Sesuai dengan edaran dari
Ketua Parisada Hindu Dharma Indonesia Nomor: 27/Parisada Pusat/II/2017 perihal Kegiatan Hari Raya Nyepi Tahun Baru Saka 1939 menetapkan Tema Nasional Hari Raya Nyepi yaitu: "Jadikan Catur
Brata Penyepian Memperkuat Toleransi Kebhinekaan Berbangsa dan Bernegara Demi
Keutuhan NKRI".
Tahun baru Saka memang berbeda dengan perayaan tahun baru Masehi yang dirayakan dengan sangat meriah dengan pesta kembang api, petasan, musik dan lain sebagainya. Perayaan Tahun Baru Saka lebih ke arah pendalaman spiritual dengan mengajak umat Hindu di Indonesia untuk melakukan tapa brata yoga dan samadhi, melakukan instropeksi diri.
Setiap
tahun umat Hindu merayakan Hari Raya Nyepi dengan melaksanakan berbagai
rangkaian kegiatan ritual dan spiritual, sebagai wujud pengamalan ajaran Agama
Hindu yang sarat dengan makna nilai filosofis. Nilai filosofis itu merupakan
nilai intrinsik bagi umat Hindu, bahkan merupakan nilai universal yang dapat
diaktualisasikan dalam konteks kehidupan bermasyarakat, berbangsa dan
bernegara. Hal ini sangat positif dan penting untuk
dilaksanakan secara terus menerus setiap tahunnya.

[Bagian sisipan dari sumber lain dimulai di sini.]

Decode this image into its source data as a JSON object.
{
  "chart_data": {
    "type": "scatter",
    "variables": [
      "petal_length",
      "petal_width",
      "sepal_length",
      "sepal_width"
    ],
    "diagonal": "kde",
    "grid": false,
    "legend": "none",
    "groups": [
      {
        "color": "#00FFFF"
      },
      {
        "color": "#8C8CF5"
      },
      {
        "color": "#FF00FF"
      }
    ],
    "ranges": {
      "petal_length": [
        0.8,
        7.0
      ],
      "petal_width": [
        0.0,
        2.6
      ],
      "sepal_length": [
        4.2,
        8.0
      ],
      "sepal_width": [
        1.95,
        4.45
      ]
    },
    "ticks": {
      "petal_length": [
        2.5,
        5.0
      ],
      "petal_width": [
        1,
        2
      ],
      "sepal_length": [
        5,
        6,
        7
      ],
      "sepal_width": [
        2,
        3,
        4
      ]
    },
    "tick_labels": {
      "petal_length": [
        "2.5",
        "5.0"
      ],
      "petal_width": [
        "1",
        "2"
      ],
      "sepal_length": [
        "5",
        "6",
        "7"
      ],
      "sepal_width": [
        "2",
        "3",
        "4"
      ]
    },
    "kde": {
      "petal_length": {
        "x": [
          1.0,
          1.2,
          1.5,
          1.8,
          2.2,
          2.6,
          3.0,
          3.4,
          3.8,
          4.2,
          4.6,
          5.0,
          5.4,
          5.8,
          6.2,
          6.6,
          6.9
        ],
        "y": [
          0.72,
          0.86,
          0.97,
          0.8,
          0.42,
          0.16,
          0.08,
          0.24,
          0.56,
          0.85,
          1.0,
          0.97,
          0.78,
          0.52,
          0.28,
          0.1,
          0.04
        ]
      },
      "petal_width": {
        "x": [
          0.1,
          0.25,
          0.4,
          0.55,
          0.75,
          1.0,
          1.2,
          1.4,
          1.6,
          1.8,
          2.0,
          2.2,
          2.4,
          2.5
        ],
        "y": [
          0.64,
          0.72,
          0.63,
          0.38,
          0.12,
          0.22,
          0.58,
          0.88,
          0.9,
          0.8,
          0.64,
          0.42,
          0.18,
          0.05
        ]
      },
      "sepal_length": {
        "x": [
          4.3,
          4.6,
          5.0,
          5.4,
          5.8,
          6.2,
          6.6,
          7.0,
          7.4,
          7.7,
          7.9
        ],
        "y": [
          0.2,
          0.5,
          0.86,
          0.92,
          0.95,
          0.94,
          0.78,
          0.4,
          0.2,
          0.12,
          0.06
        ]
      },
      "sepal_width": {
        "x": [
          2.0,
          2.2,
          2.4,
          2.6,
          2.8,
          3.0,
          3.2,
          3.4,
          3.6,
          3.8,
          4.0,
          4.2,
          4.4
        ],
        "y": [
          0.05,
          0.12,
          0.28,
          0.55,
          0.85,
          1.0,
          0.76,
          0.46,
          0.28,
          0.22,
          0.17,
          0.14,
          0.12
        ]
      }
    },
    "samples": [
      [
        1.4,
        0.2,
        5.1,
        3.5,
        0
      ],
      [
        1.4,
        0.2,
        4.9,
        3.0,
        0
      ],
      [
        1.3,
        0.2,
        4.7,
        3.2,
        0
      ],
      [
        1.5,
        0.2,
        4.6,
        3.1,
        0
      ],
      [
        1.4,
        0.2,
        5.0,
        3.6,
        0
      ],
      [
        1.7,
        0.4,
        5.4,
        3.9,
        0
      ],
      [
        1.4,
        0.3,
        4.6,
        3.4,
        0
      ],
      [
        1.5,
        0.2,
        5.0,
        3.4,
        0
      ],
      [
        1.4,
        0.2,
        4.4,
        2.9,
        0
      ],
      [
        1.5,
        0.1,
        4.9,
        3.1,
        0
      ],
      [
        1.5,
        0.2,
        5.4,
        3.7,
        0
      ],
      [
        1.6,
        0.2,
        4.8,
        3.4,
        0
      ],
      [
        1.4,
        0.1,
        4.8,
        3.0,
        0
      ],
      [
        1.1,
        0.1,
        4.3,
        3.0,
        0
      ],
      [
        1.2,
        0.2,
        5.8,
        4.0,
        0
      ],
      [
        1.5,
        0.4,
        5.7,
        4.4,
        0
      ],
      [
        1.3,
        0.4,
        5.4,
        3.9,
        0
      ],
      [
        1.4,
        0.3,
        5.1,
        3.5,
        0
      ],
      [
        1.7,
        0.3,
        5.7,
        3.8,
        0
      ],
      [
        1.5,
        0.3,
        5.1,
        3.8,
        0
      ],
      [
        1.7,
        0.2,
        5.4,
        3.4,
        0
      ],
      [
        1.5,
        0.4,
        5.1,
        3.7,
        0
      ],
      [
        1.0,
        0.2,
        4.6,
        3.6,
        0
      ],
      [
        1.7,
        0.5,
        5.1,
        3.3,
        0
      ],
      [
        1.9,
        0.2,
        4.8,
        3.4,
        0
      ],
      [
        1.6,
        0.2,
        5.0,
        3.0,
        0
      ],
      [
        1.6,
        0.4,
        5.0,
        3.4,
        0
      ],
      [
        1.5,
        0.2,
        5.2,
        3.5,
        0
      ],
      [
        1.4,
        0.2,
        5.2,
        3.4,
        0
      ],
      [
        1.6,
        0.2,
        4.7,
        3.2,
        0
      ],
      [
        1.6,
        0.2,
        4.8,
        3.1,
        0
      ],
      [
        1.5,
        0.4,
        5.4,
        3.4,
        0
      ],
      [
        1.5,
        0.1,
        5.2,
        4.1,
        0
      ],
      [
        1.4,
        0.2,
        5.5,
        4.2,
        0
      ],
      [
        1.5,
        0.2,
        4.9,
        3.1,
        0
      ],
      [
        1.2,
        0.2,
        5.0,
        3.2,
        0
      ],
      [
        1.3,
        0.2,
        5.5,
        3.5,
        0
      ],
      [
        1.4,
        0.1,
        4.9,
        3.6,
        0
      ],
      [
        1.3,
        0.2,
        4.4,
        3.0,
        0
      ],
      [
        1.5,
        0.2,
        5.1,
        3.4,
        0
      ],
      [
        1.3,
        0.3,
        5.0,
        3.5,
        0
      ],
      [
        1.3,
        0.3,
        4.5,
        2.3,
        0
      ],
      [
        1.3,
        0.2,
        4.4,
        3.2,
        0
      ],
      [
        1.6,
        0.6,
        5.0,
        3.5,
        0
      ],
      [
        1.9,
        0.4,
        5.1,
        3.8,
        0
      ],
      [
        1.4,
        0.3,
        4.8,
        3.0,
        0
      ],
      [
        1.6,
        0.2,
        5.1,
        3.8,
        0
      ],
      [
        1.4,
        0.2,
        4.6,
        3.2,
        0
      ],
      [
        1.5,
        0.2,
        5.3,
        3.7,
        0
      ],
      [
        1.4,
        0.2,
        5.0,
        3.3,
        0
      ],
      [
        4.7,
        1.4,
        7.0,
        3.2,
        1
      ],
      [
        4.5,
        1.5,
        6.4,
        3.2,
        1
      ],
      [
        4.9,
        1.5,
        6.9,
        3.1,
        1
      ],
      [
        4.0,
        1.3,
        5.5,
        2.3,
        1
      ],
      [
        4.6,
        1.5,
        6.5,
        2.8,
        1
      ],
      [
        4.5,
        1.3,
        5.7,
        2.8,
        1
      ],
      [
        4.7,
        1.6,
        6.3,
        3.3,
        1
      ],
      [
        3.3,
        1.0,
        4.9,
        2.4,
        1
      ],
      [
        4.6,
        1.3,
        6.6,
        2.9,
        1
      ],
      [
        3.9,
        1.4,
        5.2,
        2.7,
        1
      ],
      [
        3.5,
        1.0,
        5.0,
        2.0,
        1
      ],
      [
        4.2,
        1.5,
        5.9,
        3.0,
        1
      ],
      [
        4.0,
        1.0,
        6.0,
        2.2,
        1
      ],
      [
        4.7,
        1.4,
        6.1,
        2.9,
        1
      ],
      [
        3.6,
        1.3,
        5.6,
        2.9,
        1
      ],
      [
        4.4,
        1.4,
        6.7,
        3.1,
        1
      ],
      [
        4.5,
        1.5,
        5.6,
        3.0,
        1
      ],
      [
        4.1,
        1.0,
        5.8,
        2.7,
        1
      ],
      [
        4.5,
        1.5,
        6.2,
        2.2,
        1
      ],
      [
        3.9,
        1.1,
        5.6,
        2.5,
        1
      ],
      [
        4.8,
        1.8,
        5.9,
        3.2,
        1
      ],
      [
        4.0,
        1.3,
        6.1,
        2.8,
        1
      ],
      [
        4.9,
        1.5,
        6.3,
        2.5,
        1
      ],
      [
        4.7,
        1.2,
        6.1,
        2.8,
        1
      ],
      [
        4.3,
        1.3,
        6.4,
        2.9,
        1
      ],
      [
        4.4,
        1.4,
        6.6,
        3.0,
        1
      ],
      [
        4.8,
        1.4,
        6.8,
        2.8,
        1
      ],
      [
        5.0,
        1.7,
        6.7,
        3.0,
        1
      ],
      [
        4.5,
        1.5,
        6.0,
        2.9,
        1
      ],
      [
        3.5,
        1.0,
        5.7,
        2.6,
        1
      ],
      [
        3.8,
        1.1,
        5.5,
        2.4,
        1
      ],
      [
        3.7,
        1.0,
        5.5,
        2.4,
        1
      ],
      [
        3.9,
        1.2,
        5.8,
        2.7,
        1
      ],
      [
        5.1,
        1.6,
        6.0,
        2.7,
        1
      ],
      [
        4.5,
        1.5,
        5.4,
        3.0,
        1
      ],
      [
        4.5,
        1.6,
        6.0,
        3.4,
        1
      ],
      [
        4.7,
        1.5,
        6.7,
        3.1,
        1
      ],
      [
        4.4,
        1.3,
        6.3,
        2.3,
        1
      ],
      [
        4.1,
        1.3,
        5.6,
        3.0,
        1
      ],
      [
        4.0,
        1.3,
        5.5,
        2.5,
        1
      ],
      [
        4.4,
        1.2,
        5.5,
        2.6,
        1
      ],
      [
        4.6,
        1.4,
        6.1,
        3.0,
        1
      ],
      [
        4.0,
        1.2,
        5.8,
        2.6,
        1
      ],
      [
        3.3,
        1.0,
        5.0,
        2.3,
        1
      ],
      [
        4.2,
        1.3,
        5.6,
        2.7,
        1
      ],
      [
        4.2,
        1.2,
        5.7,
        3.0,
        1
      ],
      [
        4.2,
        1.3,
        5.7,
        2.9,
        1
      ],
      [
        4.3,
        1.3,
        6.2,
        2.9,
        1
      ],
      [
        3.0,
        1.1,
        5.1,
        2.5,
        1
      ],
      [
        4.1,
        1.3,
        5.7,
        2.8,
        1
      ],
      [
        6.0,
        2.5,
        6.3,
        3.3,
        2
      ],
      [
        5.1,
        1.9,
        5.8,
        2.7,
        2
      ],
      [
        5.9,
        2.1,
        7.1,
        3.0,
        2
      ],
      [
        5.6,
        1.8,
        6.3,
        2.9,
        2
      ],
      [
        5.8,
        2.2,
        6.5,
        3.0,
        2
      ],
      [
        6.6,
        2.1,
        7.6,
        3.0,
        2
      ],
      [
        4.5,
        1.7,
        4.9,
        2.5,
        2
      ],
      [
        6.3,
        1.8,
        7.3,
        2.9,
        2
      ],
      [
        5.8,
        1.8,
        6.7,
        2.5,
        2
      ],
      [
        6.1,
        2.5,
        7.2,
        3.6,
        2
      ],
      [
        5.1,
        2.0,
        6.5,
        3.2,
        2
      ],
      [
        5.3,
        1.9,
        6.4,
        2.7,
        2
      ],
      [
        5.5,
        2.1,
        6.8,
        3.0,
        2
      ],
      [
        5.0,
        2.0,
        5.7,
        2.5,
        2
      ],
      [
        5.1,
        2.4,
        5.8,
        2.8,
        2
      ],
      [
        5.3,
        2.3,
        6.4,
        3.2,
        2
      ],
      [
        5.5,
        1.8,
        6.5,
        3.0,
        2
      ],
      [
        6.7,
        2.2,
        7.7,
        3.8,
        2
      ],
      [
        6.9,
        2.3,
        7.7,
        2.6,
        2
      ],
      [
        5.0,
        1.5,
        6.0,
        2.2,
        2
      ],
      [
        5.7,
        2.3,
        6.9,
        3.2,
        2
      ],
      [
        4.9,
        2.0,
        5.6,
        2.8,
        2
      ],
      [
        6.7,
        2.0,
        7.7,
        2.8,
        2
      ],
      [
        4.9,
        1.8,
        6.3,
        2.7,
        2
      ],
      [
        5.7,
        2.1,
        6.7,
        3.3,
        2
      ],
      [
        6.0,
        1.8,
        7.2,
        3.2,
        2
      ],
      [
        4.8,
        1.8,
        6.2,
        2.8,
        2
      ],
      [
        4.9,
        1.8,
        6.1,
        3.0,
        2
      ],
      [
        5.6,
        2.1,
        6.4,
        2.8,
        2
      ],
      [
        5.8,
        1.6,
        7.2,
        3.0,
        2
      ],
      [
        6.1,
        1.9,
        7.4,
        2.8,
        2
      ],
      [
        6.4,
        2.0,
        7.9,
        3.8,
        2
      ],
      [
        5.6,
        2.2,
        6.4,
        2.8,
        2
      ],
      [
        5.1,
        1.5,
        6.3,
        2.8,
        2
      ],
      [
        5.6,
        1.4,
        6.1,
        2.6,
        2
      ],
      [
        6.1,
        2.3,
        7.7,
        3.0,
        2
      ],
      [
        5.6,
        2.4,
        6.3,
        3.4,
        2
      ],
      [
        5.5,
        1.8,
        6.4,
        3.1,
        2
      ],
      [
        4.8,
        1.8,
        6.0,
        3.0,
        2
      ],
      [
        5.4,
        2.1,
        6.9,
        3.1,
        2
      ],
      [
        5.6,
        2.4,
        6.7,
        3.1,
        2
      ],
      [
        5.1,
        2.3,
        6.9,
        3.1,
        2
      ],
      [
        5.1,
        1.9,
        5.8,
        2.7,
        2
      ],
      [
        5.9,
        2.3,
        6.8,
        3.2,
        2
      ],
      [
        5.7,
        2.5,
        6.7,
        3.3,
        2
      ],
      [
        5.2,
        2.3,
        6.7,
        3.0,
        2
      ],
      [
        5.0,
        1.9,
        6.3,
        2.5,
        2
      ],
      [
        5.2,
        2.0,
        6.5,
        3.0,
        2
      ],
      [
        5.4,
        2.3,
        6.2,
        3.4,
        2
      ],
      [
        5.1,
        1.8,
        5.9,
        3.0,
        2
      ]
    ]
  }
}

Mengingat ini merupakan salah satu upacara Panca Yajña yang bertujuan untuk
menyucikan dan memuliakan para dewa, para maharsi, leluhur, bhuta kala dan
kesejahteraan manusia serta proses membumikan ajaran Weda. Di
dalam kehidupan agama Hindu telah tumbuh keinginan umat Hindu untuk
meningkatkan cara-cara hidup beragama
serta mendalami aspirasi agamanya dengan menggunakan pendekatan rasionalistas dan filosofis guna
menembus tabir dogmatisme, dengan menggunakan kajian sastra Hindu yang
terhimpun dalam berbagai pustaka suci Weda, Lontar (nibhanda) dan sumber sastra lainnya. Peninggalan Leluhur Hindu
yang adiluhung. Pelaksanaan Rangkaian hari Raya Nyepi merupakan usaha untuk
mewujudkan loka samgraha (tempat atau
suasana yang damai) dan juga satyam
(kebenaran), sivam (kesucian), dan Sundaram (keindahan). Hal ini dilandasi
oleh Dharma
Siddhiyarta yaitu: Iksa
(Tujuan), Sakti (kemampuan), Desa (tempat), Kala (waktu), dan Tattwa
(keyakinan/sastra). Sehingga penerapan upacara keagamaan Hindu
di Kota Batam akan berbeda dengan yang ada di Bali. Itulah Hindu yang sangat
fleksibel dan universal.
Upacara Yajña merupakan salah satu pendekatan diri kepada
Hyang Widhi Wasa (Tuhan Yang Maha Esa) untuk mencapai kesempurnaan lahir batin
sebagaimana diungkapkan dalam sastra suci. Oleh karena itu kegiatan upacara
Yajña adalah merupakan aktivitas
keagamaan yang paling tampak pertama dalam implementasi kehidupan keagamaan
Hindu sesuai dengan Tri Kerangka Dasar Agama Hindu yaitu: Tattwa, Susila dan
Upakara).
Dan umat Hindu di Kota batam
melaksanakan perayaan Nyepi 1939 Caka dengan sederhana tetapi penuh dengan
makna. rangkaian demi rangkaian telah dlakukan. Puncaknya adalah pelaksanaan
Catur Brata Penyepian pada tanggal 28 Maret 2017. Hari raya Nyepi dirayakan setiap tahun sekali
pada Sasih Kesanga, biasanya jatuh pada bulan Maret. Dan
pada tahun ini Nyepi jatuh pada hari Selasa, 28 Maret 2017.
Umat
Hindu biasanya juga diwajibkan melakukan dana punia. Parisada Hindu Dharma Indonesia telah
menetapkan 4,7 % penghasilan yang kita puniakan melalui sebuah Badan Dharma
Nasional (BDDN). Umat Hindu bias menyalurkan punia sebesar 4,7% dari
penghasilan melalui nomor rekening bank BDDN Parisada. Adapun peruntukan dari
dana punia BDDN Parisada ini adalah untuk pemberdayaan ekonomi umat Hindu,
pendidikan (pemberian beasiswa), dan lain-lain.
Pada
Hari Minggu, 26 Maret 2017, tepatnya 2 (dua) hari sebelum Nyepi diadakan upacara Melasti atau Melis dan
ini dilakukan sebelum upacara Tawur Kesanga. Upacara Tawur
Kesanga ini dilaksanakan pada hari Senin, 27 Maret 2017
bertepatan dengan hari suci Tilem Kesanga. Keesokan harinya, pada
tanggal apisan Sasih Kedasa dilaksanakan brata penyepian.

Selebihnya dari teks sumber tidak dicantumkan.